Cytochrome P-450scc induces vesicle aggregation through a secondary interaction at the adrenodoxin binding sites (in competition with protein exchange

• Published in: Biochemistry (Easton) Vol. 30; no. 20; pp. 4940 - 4949
• Main Authors: Dhariwal, M S, Kowluru, R A, Jefcoate, C R
• Format: Journal Article
• Language: English
• Published: United States 21.05.1991
• Subjects: Adrenal Glands - enzymology; Adrenodoxin - metabolism; Animals; Binding Sites; Binding, Competitive; Cattle; Cholesterol - metabolism; Cholesterol Side-Chain Cleavage Enzyme - metabolism; Chromatography, Gel; Kinetics; Liposomes; Macromolecular Substances; Phosphatidylcholines; Spectrophotometry
• ISSN: 0006-2960

Addition of bovine adrenal cytochrome P-450scc to small unilamellar dioleoylphosphatidylcholine vesicles (DOPC-SUV) produces a complex sequence of interactions, indicating exceptional cytochrome mobility.

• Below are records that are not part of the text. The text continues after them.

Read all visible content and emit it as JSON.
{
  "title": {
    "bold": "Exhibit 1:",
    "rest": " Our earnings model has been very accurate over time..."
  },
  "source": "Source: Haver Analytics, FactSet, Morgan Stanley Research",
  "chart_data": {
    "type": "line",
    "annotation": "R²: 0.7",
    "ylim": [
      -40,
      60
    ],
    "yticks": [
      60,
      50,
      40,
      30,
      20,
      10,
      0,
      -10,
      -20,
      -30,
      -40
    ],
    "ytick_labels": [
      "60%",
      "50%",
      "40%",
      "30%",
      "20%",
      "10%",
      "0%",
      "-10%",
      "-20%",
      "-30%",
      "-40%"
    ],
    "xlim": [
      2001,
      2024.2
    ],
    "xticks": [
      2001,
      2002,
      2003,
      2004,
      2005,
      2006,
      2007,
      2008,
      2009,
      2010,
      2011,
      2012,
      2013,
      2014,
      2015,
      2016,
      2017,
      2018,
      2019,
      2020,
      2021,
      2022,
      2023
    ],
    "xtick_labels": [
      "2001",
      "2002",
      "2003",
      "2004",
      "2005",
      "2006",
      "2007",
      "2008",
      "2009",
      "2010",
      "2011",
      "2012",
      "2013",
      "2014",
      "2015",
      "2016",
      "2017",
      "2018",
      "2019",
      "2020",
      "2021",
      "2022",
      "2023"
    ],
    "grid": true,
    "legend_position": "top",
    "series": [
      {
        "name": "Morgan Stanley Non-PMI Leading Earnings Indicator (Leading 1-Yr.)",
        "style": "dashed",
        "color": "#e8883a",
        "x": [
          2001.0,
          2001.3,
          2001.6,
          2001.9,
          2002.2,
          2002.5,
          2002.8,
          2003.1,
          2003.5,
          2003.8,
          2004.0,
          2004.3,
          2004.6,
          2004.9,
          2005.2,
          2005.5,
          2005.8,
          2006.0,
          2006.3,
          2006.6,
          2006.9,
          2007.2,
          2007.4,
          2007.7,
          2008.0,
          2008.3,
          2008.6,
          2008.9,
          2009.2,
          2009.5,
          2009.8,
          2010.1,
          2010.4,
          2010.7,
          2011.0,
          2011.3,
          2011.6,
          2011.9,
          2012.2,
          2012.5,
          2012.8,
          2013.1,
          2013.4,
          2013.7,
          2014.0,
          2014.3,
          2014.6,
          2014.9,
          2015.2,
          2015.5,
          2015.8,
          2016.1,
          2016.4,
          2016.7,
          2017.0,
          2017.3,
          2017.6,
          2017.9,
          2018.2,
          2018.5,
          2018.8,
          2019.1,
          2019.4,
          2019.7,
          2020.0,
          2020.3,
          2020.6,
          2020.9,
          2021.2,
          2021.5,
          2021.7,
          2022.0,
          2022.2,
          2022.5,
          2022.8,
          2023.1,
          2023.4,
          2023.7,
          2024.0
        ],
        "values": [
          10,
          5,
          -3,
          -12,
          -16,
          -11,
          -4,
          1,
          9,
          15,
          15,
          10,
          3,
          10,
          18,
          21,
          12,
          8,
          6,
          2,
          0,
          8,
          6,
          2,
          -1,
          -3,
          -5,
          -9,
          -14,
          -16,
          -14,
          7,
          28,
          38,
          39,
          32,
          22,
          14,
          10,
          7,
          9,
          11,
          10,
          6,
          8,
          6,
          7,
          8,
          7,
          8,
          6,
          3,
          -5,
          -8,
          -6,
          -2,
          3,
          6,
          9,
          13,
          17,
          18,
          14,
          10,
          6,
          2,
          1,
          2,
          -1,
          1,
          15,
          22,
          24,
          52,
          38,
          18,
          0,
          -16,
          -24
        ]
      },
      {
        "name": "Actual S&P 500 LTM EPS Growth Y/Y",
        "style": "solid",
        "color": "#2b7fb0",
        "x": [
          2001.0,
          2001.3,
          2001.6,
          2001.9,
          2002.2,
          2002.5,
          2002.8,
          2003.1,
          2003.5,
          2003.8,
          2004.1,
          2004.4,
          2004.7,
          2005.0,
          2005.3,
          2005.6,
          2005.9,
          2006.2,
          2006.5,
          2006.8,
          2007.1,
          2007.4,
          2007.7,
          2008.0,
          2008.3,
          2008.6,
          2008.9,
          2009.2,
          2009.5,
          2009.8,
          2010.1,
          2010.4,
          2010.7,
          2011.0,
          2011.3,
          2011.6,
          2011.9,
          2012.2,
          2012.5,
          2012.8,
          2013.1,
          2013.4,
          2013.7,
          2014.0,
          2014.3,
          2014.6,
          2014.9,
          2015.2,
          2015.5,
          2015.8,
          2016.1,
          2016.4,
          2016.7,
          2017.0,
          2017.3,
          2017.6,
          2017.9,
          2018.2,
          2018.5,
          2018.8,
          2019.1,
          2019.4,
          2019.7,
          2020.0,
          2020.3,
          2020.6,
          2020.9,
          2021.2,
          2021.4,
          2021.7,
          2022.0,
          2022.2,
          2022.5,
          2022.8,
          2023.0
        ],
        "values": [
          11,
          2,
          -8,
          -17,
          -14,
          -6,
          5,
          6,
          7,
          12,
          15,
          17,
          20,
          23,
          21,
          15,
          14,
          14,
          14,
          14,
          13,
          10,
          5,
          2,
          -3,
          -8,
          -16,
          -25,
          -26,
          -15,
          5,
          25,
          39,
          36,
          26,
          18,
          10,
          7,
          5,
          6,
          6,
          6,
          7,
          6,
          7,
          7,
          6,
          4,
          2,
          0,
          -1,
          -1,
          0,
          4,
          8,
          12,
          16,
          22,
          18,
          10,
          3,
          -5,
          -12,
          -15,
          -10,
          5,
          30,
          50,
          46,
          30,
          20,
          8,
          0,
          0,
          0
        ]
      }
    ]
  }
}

First, cholesterol transfer from cytochrome to vesicles indicated rapid dissociation of P-450scc oligomers and integration of monomers into the membrane (delta A 390-420 nm; t1/2 = 2 s). After 10-15 s, P-450scc-induced aggregation of the vesicles starts, as indicated by increased turbidity (delta A 448 or 520 nm; complete in 6-8 min). Fluorescence quenching experiments indicate that this aggregation does not lead to measurable vesicle fusion during this period. Aggregation is prevented by mild heat denaturation of P-450scc, by addition of anti-P-450scc IgG, and also by 1:1 complex formation with the electron donor adrenodoxin (ADX). P-450scc, therefore, links two vesicles through two separate domains involved in, respectively, membrane integration (lipophilic) and ADX binding (charged). Although completely bound by DOPC-SUV, as evidenced by Sephadex elution, P-450scc has access within 1 min to cholesterol in secondary SUV. This is indicated by spectral changes (cholesterol complex formation) and by metabolism of secondary vesicle cholesterol. Since cholesterol equilibrates slowly between vesicles (t1/2 = 1-2 h), these changes arise from P-450scc transfer. This transfer was maximally slowed after a 5-min preincubation with primary vesicles, reflecting more extensive integration into the membrane than is necessary for the rapid initial cholesterol transfer to P-450scc. P-450scc transfer probably results from simultaneous interaction of P-450scc with two vesicles that may also initiate aggregation. Weaker integration into primary dimyristoylphosphatidylcholine vesicles facilitates exchange but prevents aggregation. Integration and aggregation are both enhanced by incorporation of 10% phosphatidylinositol into SUV, while exchange is slowed. This mobility of P-450scc is most probably a consequence of the absence of amino-terminal anchoring. P-450scc-induced association of inner mitochondrial membrane segments may contribute to the exceptionally vesiculated structure of adrenal and ovarian mitochondria that parallels increased P-450scc content.